WM asked writer Garrison Keillor, host of A Prairie Home Companion and The Writer’s Almanac, for his take on the question we’d been asking Wabash alumni for this issue.
Here is our correspondence and complete answer, as it appeared on the “Post to the Host” page of the show’s Web site.
Dear Mr. Keillor,
As a longtime fan of A Prairie Home Companion and a daily listener to The Writer’s Almanac, I find both comfort and encouragement in your fatherly sign-off for the latter program: Be well, do good work, and keep in touch.
But I’ve often wondered what you mean when you say, “Be well.” How do you define well-being? What do you do to achieve it?
—Steve Charles, Wabash College
I’m at the age when people tell me, “You’re looking good,” in that tone of voice that says “for a guy your age.”
For me, well-being has a lot to do with forward motion. I need to have deadlines, a list of projects, people who rely on me, some ambition on my back like an outboard motor.
Good health is good, of course, and you don’t want big black splotches showing up on the CAT scan, but my sense of well-being comes from waking up each day with work to do.
It was different when I was in college: the work was imposed by teachers and so much of it seemed irrelevant, make-work, a lot of pointless exercises.
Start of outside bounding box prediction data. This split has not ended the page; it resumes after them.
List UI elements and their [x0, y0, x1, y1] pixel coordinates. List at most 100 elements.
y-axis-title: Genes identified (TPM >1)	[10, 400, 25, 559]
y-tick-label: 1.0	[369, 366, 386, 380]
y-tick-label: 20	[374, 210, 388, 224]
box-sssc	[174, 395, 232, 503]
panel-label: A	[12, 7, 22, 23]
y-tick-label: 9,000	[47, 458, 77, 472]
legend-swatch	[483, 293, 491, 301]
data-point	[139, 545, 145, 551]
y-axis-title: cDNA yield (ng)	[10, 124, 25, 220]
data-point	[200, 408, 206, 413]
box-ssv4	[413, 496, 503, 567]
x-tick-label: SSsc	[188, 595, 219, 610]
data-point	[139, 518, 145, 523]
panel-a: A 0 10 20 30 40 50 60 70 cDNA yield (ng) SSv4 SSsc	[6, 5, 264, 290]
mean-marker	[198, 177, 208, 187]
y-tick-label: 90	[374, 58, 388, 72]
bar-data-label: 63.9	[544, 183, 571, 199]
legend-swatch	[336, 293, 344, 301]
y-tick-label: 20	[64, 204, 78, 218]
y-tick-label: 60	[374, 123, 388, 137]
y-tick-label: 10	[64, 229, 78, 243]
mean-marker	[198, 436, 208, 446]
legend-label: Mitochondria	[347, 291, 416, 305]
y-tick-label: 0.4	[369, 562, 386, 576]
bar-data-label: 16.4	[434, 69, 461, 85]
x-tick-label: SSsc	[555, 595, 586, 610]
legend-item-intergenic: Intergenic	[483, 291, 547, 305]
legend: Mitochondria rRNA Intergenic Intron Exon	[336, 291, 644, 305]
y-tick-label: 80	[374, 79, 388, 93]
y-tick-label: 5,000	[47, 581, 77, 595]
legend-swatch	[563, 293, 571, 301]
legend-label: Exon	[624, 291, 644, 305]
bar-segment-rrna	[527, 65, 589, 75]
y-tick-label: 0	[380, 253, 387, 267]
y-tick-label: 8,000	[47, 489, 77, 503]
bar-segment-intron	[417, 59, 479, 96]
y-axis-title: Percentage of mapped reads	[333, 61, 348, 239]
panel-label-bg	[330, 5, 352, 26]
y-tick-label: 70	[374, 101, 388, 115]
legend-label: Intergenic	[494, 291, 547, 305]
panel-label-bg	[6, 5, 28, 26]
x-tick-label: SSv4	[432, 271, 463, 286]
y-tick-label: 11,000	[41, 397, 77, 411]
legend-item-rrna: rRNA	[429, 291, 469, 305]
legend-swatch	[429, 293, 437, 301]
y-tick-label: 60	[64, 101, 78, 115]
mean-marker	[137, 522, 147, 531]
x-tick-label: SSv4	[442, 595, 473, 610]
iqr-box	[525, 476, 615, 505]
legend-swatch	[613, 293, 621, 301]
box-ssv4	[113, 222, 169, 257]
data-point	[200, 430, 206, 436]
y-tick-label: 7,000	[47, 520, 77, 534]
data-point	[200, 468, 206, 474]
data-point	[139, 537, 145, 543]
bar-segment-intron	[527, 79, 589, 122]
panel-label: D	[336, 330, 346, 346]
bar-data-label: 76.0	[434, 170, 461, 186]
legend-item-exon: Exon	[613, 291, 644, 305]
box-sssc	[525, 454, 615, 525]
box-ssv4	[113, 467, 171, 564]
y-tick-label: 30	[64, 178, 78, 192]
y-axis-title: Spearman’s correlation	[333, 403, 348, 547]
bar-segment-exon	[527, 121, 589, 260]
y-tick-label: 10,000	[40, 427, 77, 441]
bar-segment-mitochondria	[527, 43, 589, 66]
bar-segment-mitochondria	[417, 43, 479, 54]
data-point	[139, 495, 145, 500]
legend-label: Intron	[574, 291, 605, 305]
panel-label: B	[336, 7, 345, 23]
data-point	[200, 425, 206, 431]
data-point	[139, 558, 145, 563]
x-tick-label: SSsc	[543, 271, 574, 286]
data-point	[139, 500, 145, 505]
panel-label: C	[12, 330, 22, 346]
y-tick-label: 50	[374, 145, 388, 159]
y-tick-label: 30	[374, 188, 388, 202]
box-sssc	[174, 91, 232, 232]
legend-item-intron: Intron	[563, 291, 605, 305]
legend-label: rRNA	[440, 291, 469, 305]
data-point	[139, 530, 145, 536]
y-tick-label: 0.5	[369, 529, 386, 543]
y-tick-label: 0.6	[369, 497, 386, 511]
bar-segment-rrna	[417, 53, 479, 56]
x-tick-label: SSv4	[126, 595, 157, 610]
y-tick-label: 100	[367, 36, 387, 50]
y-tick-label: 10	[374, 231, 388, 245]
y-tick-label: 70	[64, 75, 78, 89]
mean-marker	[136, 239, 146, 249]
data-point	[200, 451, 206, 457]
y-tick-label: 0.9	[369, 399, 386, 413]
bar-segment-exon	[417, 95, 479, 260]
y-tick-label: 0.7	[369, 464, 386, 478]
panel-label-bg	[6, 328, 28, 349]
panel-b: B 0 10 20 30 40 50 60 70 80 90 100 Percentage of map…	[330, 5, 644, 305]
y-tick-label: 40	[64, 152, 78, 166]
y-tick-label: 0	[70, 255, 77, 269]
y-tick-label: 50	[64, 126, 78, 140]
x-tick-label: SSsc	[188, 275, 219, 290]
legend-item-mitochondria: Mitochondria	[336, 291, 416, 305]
What you hope for in life is a sense of a calling, a vocation, which simply means that one goes to one’s work gratefully, not out of fear or habit but with a whole heart. It’s the whole-heartedness that makes for well-being.
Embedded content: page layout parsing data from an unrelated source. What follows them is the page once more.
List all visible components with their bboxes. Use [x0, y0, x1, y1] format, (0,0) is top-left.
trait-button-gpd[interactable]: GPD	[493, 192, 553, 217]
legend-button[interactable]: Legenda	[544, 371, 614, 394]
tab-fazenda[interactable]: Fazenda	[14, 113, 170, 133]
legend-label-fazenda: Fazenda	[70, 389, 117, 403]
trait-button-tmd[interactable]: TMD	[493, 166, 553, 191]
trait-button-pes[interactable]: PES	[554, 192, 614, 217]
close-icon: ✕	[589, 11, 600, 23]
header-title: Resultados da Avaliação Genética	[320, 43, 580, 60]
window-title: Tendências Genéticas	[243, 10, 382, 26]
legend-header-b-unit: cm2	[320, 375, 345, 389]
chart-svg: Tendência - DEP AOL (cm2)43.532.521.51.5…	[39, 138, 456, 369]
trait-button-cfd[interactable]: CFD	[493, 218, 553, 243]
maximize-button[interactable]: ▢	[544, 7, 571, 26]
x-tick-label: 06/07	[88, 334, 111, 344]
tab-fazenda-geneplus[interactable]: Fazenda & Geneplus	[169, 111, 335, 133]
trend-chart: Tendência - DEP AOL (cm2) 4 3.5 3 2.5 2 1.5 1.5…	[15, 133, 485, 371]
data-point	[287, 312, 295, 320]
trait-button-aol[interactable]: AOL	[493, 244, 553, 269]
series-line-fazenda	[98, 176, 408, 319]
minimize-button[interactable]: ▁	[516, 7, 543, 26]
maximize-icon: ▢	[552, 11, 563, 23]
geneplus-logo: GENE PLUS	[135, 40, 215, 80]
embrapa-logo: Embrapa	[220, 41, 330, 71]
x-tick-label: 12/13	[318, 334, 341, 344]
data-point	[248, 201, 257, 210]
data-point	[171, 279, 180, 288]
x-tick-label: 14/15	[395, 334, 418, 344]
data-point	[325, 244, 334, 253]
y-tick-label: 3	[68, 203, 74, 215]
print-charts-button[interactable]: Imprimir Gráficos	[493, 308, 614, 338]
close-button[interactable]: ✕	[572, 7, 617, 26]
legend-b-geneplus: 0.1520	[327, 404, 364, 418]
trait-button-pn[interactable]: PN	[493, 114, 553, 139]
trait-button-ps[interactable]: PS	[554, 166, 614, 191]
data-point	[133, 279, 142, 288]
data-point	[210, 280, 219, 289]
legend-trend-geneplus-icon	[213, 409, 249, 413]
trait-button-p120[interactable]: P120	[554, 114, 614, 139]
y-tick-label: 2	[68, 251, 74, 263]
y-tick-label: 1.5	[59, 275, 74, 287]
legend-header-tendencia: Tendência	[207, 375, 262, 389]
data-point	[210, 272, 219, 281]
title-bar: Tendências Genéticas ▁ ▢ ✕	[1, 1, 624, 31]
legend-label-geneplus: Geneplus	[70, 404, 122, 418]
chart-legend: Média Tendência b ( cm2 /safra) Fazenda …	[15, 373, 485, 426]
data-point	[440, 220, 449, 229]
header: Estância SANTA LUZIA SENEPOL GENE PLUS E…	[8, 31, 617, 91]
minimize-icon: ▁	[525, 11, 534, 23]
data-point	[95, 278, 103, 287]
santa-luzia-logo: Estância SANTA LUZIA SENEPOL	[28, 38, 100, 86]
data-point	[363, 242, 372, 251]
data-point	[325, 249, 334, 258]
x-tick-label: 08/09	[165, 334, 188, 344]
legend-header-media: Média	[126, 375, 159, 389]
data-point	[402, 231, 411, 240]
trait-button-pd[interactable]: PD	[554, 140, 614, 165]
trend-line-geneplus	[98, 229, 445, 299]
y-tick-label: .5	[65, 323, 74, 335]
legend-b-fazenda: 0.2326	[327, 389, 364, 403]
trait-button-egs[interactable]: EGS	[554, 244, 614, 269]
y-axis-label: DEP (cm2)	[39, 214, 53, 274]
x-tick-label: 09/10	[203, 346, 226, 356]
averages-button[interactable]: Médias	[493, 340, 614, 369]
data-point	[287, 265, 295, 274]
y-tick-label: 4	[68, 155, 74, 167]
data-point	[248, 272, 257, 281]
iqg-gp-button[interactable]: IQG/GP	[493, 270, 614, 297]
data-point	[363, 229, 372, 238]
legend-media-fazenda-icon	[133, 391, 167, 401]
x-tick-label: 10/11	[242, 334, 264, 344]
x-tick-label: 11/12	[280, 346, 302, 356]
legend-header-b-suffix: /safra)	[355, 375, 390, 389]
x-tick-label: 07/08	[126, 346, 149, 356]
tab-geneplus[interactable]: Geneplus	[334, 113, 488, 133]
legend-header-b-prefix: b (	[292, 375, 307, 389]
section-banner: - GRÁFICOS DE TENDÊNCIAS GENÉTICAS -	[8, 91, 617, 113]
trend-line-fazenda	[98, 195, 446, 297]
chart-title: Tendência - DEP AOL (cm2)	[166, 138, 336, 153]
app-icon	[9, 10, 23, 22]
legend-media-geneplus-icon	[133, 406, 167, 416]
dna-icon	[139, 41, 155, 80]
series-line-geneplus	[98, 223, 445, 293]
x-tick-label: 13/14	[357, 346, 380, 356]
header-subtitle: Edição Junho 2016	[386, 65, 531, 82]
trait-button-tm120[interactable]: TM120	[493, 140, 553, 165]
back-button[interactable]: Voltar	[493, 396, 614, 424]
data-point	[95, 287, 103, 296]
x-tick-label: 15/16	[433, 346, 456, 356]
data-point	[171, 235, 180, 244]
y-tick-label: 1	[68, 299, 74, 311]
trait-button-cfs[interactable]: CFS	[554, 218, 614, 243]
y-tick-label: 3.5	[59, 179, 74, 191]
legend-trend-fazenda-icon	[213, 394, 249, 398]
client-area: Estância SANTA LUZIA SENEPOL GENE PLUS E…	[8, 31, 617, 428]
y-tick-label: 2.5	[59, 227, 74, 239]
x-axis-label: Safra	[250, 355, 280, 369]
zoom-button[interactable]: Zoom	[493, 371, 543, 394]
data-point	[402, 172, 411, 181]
Everyone has to live with a degree of doubt and restlessness, but there’s nothing like enthusiasm, especially when you’re 67. I have a plumber in my house right now, working to repair a pipe that broke when it froze and rebuilding part of a jerry-rigged heating system, and it is so clear to me that this man loves his work. So does my internist. So do the women who care for my ancient mother. So do the musicians on the radio show and the writers of the Almanac. Thanks for your note.